Legitimate contract wins with named, verifiable partners. If a penny stock announces a $50 million contract with a Fortune 500 company, and you can verify it on the Fortune 500 company’s filings, that’s real news. The stock may sustain its move.

Lower-Squeeze Risk News (Potential Short Setups)

Nasdaq minimum bid compliance. A stock announcing it has “regained compliance with Nasdaq listing requirements” sounds positive but means almost nothing. It just means the stock got back above $1, usually after a reverse split. This is cosmetic, not fundamental. These pumps tend to fade.

Vague “strategic partnerships” with unnamed or unverifiable partners. If the press release doesn’t name the partner, or names a company you can’t find on Google, the news is likely promotional fluff designed to pump the stock for an upcoming offering.

“LOI signed” or “MOU entered into.” Letters of intent and memorandums of understanding are non-binding. They’re the corporate equivalent of “we should grab coffee sometime.” Until a definitive agreement is signed with financial terms disclosed, these announcements carry minimal fundamental weight.

Paid promotional campaigns. If a penny stock is suddenly appearing in email newsletters, StockTwits spam accounts, and paid YouTube ads, the pump is manufactured. These campaigns are funded, often by insiders or affiliates holding shares, specifically to create liquidity for a sell. The stock runs on retail excitement, then collapses when the promotion ends and the offering drops.
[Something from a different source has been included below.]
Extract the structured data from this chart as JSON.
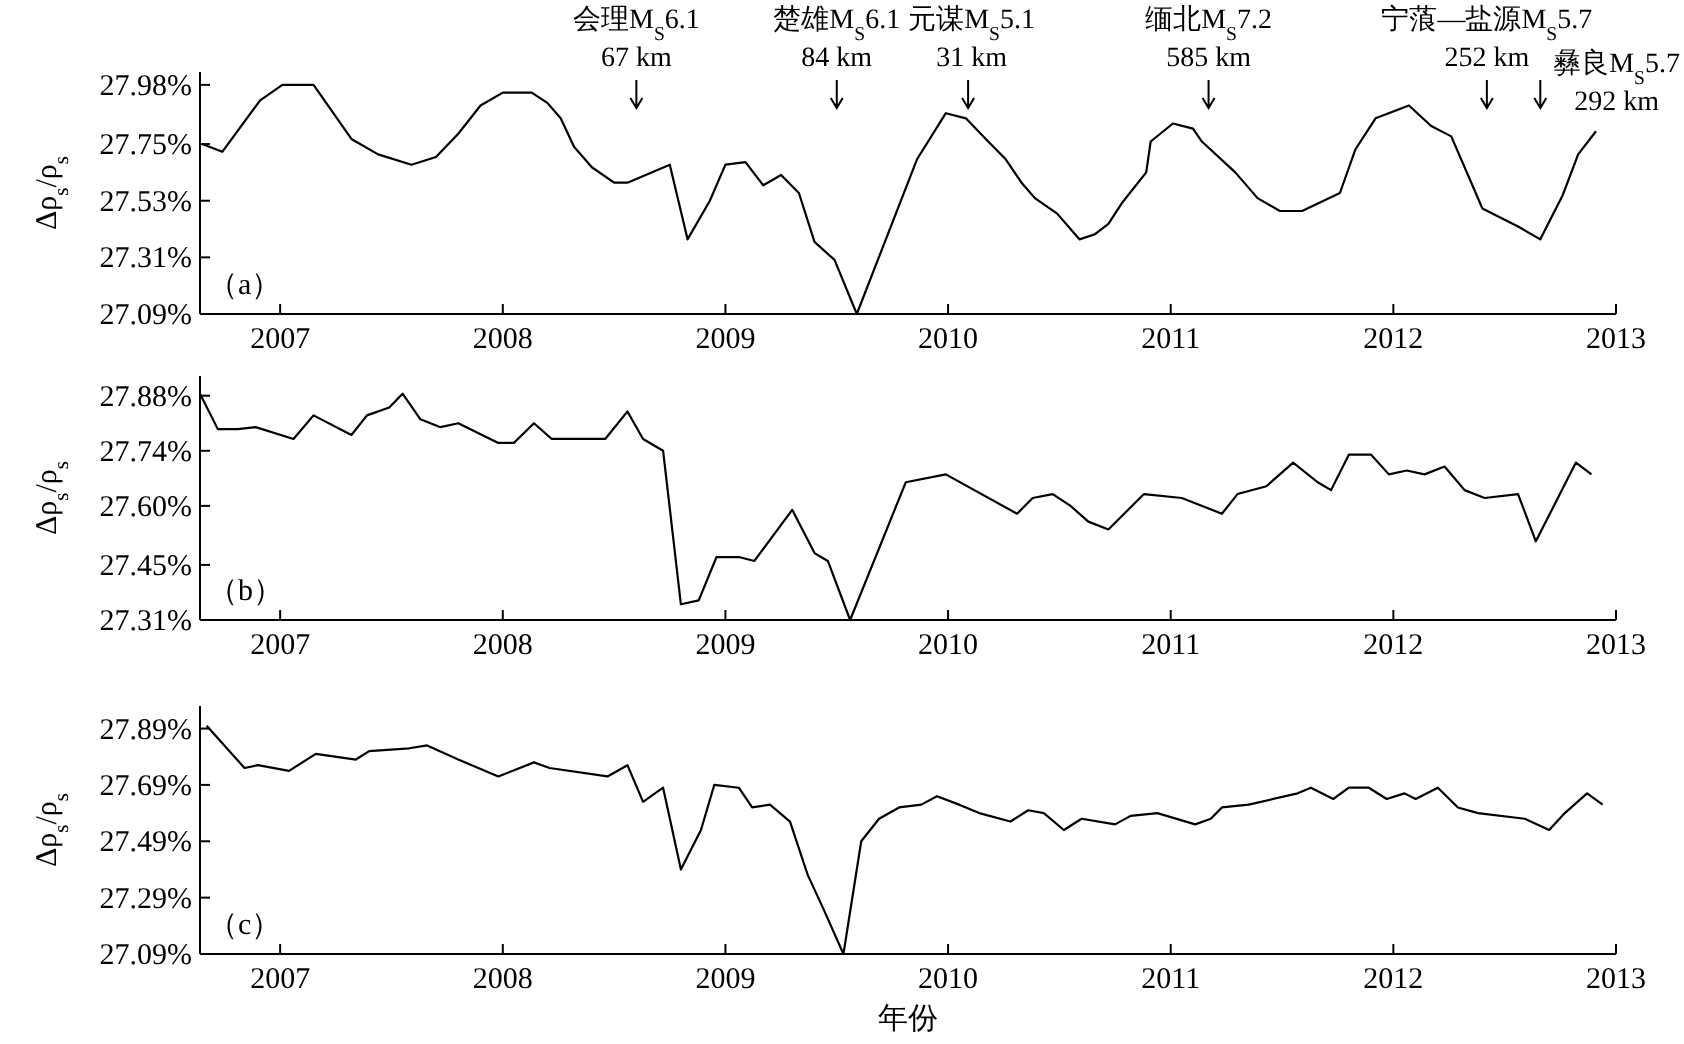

My rule: Before I short any penny stock, I read the actual news, not the headline, not the StockTwits reaction, the actual filing or press release. I assess whether the catalyst represents a genuine change in the company’s business or a promotional event designed to create a selling opportunity. If it’s the latter, the short setup is on.
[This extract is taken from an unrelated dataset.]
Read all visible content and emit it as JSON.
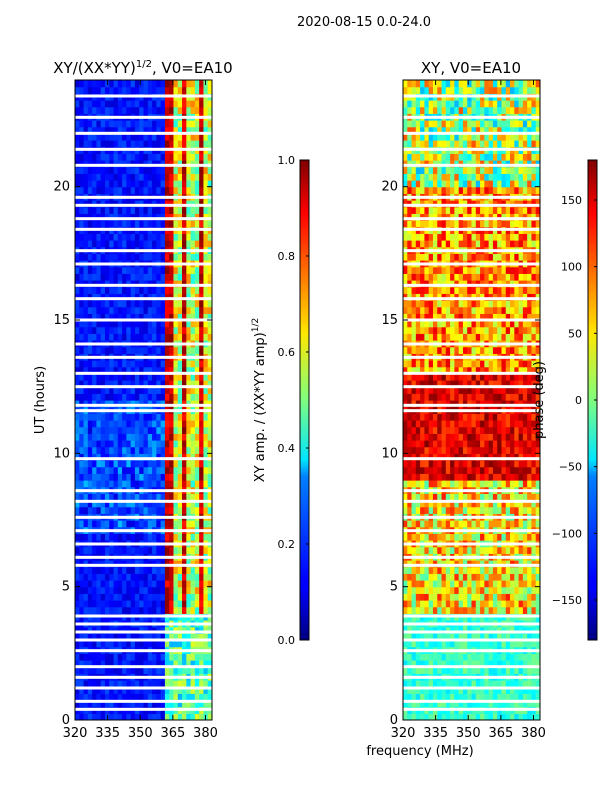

The Rules of Engagement: How I Short Penny Stocks Now

After years of refinement, here’s my process:

Check the float first. If it’s under 5 million, the position size gets cut to a fraction of normal, or I pass entirely.

Never short day one. I let the first-day fireworks play out and look for exhaustion signals on day two or three.
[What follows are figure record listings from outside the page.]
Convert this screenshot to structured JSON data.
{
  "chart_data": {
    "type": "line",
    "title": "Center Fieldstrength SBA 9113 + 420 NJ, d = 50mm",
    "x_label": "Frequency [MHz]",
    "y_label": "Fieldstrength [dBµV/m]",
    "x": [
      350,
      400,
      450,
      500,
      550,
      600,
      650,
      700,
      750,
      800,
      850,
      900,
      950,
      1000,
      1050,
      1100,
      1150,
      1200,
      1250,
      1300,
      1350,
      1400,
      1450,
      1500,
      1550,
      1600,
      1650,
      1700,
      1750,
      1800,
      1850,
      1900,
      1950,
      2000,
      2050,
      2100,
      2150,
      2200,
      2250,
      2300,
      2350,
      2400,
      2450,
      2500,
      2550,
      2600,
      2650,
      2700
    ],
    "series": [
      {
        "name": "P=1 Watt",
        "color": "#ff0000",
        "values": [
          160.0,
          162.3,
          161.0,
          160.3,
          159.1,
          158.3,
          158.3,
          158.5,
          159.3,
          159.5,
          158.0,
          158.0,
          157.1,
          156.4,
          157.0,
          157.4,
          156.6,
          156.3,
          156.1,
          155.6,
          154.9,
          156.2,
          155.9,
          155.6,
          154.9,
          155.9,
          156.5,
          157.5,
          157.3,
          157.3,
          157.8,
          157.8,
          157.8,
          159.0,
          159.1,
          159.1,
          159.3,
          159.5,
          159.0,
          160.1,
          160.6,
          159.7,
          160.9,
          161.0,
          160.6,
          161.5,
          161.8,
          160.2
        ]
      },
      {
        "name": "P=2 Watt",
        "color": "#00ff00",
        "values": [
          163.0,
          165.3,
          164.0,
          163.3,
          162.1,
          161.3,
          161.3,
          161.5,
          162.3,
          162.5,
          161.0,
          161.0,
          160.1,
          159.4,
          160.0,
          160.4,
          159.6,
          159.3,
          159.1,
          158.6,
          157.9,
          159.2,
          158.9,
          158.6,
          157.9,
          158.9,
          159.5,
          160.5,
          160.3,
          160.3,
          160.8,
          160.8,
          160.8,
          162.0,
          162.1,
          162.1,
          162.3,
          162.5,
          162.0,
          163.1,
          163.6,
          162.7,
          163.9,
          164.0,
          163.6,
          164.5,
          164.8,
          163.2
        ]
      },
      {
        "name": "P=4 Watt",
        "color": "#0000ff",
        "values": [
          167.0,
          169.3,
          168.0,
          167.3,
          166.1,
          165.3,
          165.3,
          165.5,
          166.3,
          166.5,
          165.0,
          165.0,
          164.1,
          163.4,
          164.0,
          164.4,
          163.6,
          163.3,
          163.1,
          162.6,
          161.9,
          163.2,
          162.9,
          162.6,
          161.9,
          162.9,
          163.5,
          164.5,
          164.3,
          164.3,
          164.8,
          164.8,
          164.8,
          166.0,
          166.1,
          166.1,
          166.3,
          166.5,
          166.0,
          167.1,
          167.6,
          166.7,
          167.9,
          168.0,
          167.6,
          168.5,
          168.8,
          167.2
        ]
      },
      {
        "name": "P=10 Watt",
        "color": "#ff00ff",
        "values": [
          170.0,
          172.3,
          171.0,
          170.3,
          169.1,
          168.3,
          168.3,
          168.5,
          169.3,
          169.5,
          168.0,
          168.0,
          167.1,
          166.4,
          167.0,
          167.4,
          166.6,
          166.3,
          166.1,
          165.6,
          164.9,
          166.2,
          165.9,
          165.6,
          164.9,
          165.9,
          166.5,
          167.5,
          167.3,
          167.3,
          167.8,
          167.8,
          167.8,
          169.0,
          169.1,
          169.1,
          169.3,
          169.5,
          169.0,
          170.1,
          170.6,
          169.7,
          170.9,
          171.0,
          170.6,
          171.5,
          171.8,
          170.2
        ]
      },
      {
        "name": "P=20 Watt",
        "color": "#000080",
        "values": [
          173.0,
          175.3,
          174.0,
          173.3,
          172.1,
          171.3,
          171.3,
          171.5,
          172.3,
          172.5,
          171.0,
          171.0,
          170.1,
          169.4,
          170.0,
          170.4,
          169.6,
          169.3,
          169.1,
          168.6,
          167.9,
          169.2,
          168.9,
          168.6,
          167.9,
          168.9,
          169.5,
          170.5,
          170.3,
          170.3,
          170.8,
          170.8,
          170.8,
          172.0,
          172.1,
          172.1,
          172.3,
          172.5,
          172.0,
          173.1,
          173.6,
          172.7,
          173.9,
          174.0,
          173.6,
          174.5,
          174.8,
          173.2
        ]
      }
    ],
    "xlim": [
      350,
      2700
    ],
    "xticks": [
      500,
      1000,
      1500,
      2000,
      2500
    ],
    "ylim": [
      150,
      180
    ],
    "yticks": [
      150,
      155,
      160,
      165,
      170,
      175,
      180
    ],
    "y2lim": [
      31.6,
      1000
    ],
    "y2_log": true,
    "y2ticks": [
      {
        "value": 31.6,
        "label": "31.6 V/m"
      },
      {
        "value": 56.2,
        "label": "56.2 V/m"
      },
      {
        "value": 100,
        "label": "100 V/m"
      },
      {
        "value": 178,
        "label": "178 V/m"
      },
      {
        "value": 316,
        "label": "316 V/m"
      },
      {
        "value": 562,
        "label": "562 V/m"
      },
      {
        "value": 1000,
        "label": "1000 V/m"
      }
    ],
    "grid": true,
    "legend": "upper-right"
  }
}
Read the sector. If the sector is running, I wait for the cooldown. I short the weakest names in the group, not the leaders.

Ignore indicators. I trade the tape, the volume, and the order flow, not RSI, not VWAP, not moving averages.

Grade the news. Real catalysts with fundamental impact get respect. Promotional fluff gets shorted.

Use the right broker. You can’t short penny stocks on Robinhood. You need a broker with short locate access, I use Cobra Trading for locates and DAS Trader Pro for execution. Webull works for easier-to-borrow names if you’re starting out.

Size small. My penny stock short positions are always smaller than my large-cap positions. The volatility is 10x higher, so the position size has to be 10x smaller. Risk management isn’t optional, it’s the only thing standing between you and a blown account.


The Bottom Line

I lost money on every single penny stock I bought in 2021. Twenty companies. Zero winners. That experience burned the lesson into me permanently: the deck is stacked against long-side penny stock investors.

But those same stocks, the ones with dilution cycles, promotional pumps, and inevitable collapses, became the setups that taught me how to short. The patterns that destroyed my long portfolio became the patterns that rebuilt my trading career from the other side.

Short selling penny stocks is not a beginner strategy. It requires screen time, discipline, and a deep understanding of the risks, especially squeeze risk. If you’re new, start by watching. Paper trade. Study the five checkpoints in this article. And when you’re ready, when you’ve put in the hours and you understand what you’re looking at, take your first small short with a broker that gives you the tools to execute it properly.

The game isn’t rigged against you. You just have to stop playing the side that’s designed to lose.


The views expressed in this article reflect the personal experiences of the author. All trading involves risk, and short selling carries additional risk including theoretically unlimited losses. This article is for educational purposes only and does not constitute financial advice.